6. Limitations, misconceptions, and open directions
The primary limitations reported for LAOD are computational and semantic rather than purely detection-theoretic. The paper notes that the compute overhead of large LLMs may hinder real-time deployment and proposes evaluation of distilled or task-specific LLMs as future work. It also identifies persistent ambiguity in object granularity and suggests reinforcement learning to refine prompt wording based on downstream detection feedback. Finally, it argues that there is a benchmarking gap: new datasets are needed to explicitly measure agentic, prompt-driven detection capabilities rather than only static detection accuracy (Mumcu et al., 14 Jul 2025).
These limitations clarify several common misconceptions. One is that autonomous label generation removes prompt engineering; in fact, prompt wording remains a governing variable for object granularity and task focus. Another is that open-vocabulary localization alone solves open-world understanding; LAOD's introduction of SNAP indicates that semantic naming remains a distinct evaluation target even when localization is adequate. A third is that agentic detection necessarily requires online, high-latency language reasoning at every step. Related systems show several alternative strategies: training-time semantic refinement in Real-LOD, experience-aware detector orchestration in DetAS-X, semantic parameter modulation in edge-cloud detection, and training-only LLM adapters in YOLOA (Chen et al., 30 Mar 2025, Zhang et al., 29 May 2026, Hu et al., 24 Sep 2025, Ji et al., 3 Dec 2025).

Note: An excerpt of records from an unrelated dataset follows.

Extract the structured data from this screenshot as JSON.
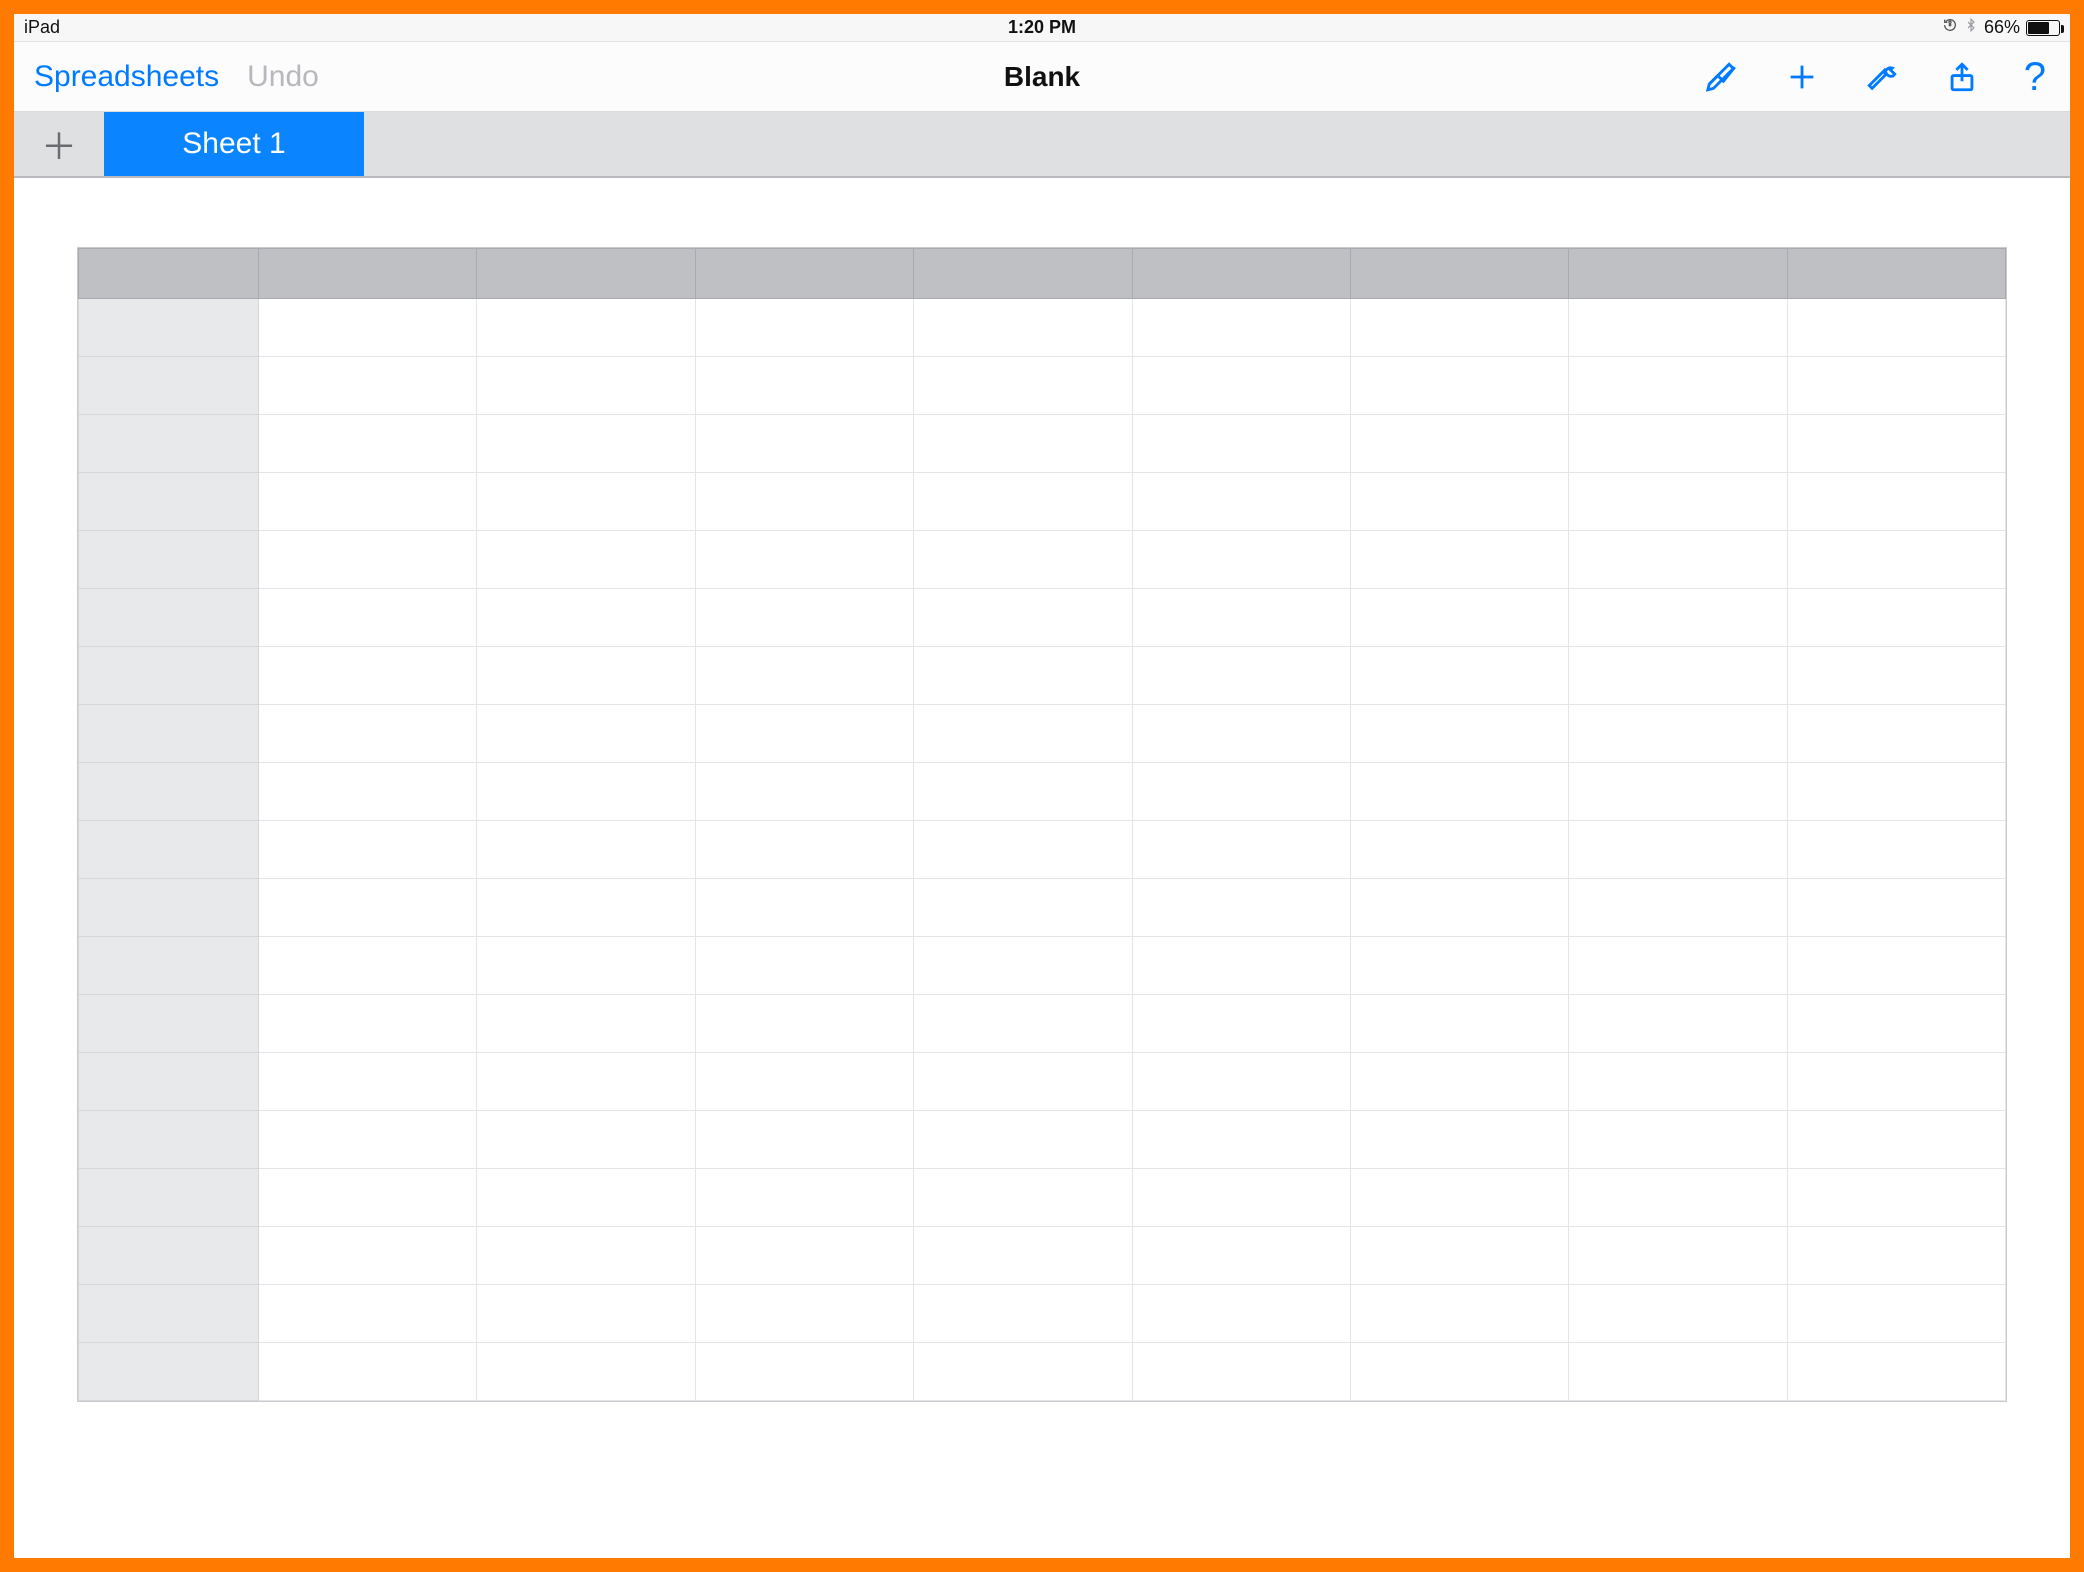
{
  "status": {
    "device": "iPad",
    "time": "1:20 PM",
    "battery_pct": "66%",
    "lock_icon": "⊕",
    "bluetooth_icon": "✳"
  },
  "toolbar": {
    "back_label": "Spreadsheets",
    "undo_label": "Undo",
    "doc_title": "Blank",
    "help_label": "?"
  },
  "tabs": {
    "add_glyph": "＋",
    "active_label": "Sheet 1"
  },
  "grid": {
    "columns": 9,
    "rows": 19
  },
  "colors": {
    "accent": "#007aff",
    "frame": "#ff7a00",
    "tab_active": "#0a84ff"
  }
}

A plausible implication is that future work will differentiate along at least three axes. The first is where the agent acts: vocabulary generation, restoration selection, detector selection, parameter adaptation, or embodied action planning. The second is when the agent acts: offline dataset construction, training-time supervision, online inference, or closed-loop deployment. The third is how the agent is supervised: by benchmark metrics such as CAAP and SNAP, by validation-set experience memories, or by downstream task feedback. Within that landscape, LAOD's distinctive contribution is to define object detection as an autonomous inference process in which the semantic target set is generated from the scene itself and evaluated with separate localization and naming metrics (Mumcu et al., 14 Jul 2025).